Welcome to Python Programming for Data Science! With this website I aim to provide an introduction to everything you need to know to start using Python for data science. We’ll cover topics such as data structures, basic programming, code testing and documentation, and using libraries like NumPy and Pandas for data exploration and analysis.

_images/logo.png

Hint

If you’re interested in learning more about Python packages, check out my and Tiffany Timber’s book Python Packages. Or, if you’d like to learn more about using Python and PyTorch for deep learning, you can check out my other online material Deep Learning with PyToch.

Attribution

The content of this site is adapted from material I used to teach the 2020/2021 offering of the course “DSCI 511 Python Programming for Data Science” for the University of British Columbia’s Master of Data Science Program. That material has built upon previous course material developed by Patrick Walls and Mike Gelbart.

Key Learning Outcomes

These are the key learning outcomes for this material:

  1. Translate fundamental programming concepts such as loops, conditionals, etc into Python code.

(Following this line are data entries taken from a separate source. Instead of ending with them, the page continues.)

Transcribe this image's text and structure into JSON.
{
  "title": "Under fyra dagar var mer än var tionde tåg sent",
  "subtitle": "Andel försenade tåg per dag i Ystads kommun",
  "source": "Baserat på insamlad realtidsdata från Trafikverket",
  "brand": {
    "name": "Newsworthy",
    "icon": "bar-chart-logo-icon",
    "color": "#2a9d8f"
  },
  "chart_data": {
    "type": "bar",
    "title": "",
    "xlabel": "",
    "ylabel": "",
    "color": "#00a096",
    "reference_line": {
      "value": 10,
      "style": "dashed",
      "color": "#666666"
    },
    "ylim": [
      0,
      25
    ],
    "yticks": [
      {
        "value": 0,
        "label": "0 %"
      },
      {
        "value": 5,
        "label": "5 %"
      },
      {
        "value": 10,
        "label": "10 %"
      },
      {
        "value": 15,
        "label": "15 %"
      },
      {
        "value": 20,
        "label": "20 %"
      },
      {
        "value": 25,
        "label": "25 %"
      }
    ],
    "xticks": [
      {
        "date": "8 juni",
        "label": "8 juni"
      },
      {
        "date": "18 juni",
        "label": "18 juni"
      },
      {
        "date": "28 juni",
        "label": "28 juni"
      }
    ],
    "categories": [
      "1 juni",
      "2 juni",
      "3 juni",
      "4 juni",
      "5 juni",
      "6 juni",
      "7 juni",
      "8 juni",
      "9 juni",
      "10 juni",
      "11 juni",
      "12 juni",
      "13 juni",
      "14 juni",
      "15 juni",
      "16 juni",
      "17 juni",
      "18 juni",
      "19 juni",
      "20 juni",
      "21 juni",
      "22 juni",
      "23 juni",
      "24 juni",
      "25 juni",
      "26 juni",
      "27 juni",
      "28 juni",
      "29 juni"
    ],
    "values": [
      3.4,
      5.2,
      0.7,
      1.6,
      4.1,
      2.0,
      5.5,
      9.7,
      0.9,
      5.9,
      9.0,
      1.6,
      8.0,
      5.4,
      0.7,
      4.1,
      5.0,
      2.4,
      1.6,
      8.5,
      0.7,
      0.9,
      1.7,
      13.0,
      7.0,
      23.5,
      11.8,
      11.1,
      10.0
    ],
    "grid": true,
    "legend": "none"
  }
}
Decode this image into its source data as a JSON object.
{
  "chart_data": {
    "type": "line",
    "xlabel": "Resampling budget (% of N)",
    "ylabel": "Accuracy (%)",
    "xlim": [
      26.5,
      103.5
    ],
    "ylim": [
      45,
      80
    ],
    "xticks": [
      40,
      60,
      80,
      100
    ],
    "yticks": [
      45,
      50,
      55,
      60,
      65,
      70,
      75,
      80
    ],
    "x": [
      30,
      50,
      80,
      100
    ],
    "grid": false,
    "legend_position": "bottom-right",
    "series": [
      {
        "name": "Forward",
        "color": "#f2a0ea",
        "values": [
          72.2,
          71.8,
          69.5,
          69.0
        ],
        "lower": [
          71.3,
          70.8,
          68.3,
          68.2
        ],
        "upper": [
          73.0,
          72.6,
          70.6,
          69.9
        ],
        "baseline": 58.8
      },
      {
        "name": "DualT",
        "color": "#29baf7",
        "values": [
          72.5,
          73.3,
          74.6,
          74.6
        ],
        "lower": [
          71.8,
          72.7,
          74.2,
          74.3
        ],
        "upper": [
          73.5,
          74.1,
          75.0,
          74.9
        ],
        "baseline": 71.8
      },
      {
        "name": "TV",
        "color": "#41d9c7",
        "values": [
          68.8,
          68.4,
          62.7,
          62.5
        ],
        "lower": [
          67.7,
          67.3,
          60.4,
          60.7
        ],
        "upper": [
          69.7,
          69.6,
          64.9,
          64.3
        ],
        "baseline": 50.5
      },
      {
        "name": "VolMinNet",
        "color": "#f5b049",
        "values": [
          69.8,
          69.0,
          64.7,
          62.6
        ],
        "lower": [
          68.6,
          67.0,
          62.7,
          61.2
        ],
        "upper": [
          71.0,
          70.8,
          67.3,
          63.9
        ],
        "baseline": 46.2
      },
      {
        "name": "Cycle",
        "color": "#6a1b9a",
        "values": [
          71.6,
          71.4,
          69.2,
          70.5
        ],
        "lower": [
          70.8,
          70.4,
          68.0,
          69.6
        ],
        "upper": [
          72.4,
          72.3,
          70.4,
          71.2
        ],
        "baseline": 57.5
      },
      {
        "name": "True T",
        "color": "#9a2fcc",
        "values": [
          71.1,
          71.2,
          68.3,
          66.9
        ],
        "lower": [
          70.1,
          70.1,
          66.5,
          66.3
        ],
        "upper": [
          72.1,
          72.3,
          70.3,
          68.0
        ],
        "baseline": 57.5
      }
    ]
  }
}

  2. Understand the key data structures in Python.

  3. Understand how to write functions in Python and assess if they are correct via unit testing.

  4. Know when and how to abstract code (e.g., into functions, or classes) to make it more modular and robust.

  5. Produce human-readable code that incorporates best practices of programming, documentation, and coding style.

  6. Use NumPy perform common data wrangling and computational tasks in Python.

  7. Use Pandas to create and manipulate data structures like Series and DataFrames.

  8. Wrangle different types of data in Pandas including numeric data, strings, and datetimes.

Getting Started

The material on this site is written in Jupyter notebooks and rendered using Jupyter Book to make it easily accessible. However, if you wish to run these notebooks on your local machine, you can do the following:

  1. Clone the GitHub repository:

    git clone https://github.com/TomasBeuzen/python-programming-for-data-science.git
    
  2. Install the conda environment by typing the following in your terminal:

    conda env create -f py4ds.yaml
    
  3. Open the course in JupyterLab by typing the following in your terminal:

    cd python-programming-for-data-science
    jupyterlab
    

Tip

If you’re not comfortable with git, GitHub or conda, feel free to just read through the material on this website - you’re not missing out on anything!